I am new to this site as well as wood burning. I am really looking forward to burning this season, but have a couple of issues to resolve before burning can begin in my recently purchased used stove. I am trying to get the stove in good working order and plan to thoroughly clean and re-gasket stove. 

The first issue is in regards to the fit-up of the catalytic combustor.

I am trying to determine whether this circular perforated cast plate below the combustor is suppose to be there. It does not appear to be in the exploded parts view. The catalytic combustor does not seem to fit properly (I suspect because of the room that this plate consumes), the thermometer (1" probe) also contacts the catalytic combustor as well which does not seem right.

Could you please look and advise if you are familiar with the stove. Any wisdom would be much appreciated.

Thanks,

Ryan


----------



## defiant3 (Nov 9, 2011)

I thimk those perforated plates were in there to drain pasta or smoke meat or something.  In fact you should remove it and install the cat. in its place and all should be groovy.  Seriously, I remember all those old Taiwanese CDW's coming with the round plate full of holes, but I've never known why.  8th wonder of the world, I guess.  When removed ,the cat. should sit in there nicely.  There should also be a thing like a waffle (the baffle in fact) which lives below the cat. to protect it from stuff in the firebox.  Don't be alarmed if the waffle baffle guy is ugly, it can still do its job, plus you couldn't get a new one if you needed to.  

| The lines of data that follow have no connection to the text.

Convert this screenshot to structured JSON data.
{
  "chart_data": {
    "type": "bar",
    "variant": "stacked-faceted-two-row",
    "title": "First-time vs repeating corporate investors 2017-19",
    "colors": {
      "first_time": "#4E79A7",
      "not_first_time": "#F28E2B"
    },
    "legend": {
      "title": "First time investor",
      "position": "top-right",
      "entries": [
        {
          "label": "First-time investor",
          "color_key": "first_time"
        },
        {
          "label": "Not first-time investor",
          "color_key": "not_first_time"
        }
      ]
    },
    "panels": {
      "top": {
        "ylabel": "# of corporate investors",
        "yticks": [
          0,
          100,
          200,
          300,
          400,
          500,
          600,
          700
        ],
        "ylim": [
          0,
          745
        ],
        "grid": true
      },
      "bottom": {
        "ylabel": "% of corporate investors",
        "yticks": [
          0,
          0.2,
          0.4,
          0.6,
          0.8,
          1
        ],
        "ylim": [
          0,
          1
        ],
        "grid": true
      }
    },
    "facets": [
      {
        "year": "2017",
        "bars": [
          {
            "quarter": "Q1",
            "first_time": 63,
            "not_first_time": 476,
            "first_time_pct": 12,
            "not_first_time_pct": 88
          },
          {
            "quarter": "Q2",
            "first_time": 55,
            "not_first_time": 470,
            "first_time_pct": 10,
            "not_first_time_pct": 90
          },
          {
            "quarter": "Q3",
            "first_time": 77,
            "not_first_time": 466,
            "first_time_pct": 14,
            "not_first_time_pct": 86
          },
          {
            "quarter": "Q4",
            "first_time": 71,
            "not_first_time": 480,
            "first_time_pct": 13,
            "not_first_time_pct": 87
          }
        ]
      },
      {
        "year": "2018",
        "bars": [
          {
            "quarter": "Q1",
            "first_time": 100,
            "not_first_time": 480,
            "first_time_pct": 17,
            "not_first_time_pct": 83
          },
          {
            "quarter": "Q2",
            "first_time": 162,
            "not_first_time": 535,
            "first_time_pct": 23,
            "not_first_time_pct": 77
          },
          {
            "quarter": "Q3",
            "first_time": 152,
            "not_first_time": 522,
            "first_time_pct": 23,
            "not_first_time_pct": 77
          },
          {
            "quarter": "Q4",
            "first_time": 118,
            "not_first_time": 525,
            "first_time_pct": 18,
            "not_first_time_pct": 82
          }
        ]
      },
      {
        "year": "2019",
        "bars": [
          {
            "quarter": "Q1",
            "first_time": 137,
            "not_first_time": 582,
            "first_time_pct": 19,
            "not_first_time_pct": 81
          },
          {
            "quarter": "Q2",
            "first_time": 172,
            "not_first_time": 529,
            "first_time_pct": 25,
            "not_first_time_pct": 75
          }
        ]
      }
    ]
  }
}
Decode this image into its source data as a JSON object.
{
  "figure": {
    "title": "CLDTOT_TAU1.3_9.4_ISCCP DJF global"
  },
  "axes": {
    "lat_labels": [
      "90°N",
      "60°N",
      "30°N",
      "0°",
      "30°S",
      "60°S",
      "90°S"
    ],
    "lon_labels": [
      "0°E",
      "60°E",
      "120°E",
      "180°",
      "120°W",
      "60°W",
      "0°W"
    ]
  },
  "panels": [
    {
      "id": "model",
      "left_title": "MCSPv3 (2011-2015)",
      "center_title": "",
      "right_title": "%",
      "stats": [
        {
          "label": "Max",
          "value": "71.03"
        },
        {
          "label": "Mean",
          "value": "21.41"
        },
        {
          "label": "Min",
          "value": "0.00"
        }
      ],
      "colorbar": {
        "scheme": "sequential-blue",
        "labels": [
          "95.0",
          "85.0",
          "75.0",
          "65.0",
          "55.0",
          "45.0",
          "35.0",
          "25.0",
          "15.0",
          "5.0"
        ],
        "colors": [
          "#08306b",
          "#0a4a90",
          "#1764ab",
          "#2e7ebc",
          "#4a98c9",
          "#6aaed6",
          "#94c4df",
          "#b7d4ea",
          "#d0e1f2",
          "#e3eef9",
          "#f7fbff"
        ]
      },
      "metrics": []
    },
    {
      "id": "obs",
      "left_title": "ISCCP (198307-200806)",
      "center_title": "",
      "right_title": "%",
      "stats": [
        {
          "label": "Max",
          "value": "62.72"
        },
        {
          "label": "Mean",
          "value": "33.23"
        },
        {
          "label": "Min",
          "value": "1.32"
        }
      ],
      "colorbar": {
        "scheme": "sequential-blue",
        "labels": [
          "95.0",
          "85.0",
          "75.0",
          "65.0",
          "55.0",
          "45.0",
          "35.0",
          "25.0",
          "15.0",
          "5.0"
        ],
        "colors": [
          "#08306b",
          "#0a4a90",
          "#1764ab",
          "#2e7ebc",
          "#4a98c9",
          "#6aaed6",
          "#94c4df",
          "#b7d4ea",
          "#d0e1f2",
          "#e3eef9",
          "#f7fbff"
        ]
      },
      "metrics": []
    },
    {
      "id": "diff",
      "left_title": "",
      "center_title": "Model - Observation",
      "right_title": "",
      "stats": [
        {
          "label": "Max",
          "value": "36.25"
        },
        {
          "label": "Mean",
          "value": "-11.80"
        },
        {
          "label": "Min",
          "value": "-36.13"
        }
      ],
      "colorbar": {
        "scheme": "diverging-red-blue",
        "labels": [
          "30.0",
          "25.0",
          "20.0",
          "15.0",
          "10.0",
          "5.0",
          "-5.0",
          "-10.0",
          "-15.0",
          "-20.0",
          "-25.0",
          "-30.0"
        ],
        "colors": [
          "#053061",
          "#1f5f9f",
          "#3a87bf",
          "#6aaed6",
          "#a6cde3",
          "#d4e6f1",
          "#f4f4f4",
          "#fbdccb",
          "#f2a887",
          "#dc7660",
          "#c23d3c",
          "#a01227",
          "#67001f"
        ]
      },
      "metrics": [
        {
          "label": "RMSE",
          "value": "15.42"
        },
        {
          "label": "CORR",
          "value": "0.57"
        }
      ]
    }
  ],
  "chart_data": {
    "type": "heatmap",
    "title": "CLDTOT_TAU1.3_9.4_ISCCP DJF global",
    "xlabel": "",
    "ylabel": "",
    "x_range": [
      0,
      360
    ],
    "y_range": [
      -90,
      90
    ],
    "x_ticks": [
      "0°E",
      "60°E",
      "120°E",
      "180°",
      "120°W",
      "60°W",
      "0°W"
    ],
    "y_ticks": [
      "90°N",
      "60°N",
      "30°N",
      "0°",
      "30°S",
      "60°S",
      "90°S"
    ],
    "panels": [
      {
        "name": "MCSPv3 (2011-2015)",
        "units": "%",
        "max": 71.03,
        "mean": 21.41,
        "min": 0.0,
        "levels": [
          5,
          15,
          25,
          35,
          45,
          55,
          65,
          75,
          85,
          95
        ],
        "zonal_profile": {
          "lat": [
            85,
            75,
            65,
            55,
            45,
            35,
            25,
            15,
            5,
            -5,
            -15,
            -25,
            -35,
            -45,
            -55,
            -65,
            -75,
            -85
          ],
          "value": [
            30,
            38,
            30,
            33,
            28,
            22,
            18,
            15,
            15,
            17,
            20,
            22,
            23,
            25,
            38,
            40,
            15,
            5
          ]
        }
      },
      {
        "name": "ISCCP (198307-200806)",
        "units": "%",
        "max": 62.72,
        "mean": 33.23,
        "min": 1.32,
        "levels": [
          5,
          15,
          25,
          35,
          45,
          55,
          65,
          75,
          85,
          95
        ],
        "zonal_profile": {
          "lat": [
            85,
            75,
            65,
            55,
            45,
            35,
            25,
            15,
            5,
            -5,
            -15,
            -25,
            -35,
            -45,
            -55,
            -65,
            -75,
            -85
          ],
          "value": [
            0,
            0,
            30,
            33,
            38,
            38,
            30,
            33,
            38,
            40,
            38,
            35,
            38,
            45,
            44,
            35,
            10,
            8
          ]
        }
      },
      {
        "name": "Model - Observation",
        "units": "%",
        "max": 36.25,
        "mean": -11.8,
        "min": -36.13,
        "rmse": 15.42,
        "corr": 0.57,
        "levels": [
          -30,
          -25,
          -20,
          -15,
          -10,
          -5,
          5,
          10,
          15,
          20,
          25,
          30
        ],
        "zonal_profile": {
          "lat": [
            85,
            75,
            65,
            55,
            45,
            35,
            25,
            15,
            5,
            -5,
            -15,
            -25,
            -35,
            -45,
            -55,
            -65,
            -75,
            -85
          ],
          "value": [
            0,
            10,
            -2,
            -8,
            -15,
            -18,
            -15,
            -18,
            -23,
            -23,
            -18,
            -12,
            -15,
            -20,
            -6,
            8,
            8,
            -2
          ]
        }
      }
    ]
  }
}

  Go ahead and burn this puppy as long as it works, knowing that repair parts are largely unavailable so when it's over, it's over.  There may be many good years left in it though! Many  many of these are still out there and have a pretty good track record.

  Happy heating.


----------



## geoxman (Nov 9, 2011)

The metal plate is for when you burn coal, you remove the cat and put that in there instead. I am the new owner of a used large version of your stove and I am thrilled with it. I am not trying to plug another forum but there is a ton of great information in this thread. I would skim the whole thing, you will be much more knowledgeable about your stove. Good luck and welcome to the forum and happy burning.
http://www.arboristsite.com/firewood-heating-wood-burning-equipment/111169.htm


----------



## webbie (Nov 9, 2011)

Hmmm, I always thought that plate was to retard flame impingement to the cat converter!

Edit - it seems like I am thinking of that plate suspended under the cat with the holes in it. If that is the case, this just might be as described - for coal burning or something like that. Or, it may be just to help hold up the cat......and keep it from falling apart.

Many stoves had screens for such uses.....round ss screen which would be up against the bottom of the cat.


----------



## missing link (Nov 16, 2011)

I had that same stove , you can reverse the plate and put the cat on top so that little nipple thing doesn't hit the cat  and yes it's a coal thing. Do you have the original paperwork for the stove? if not I'll try to find mine I know I have it.
  When I ran the Cat I took it out , it seems like it would reduce the effect of the cat and it would kinda plug up with ash if I remember correctly
ML


----------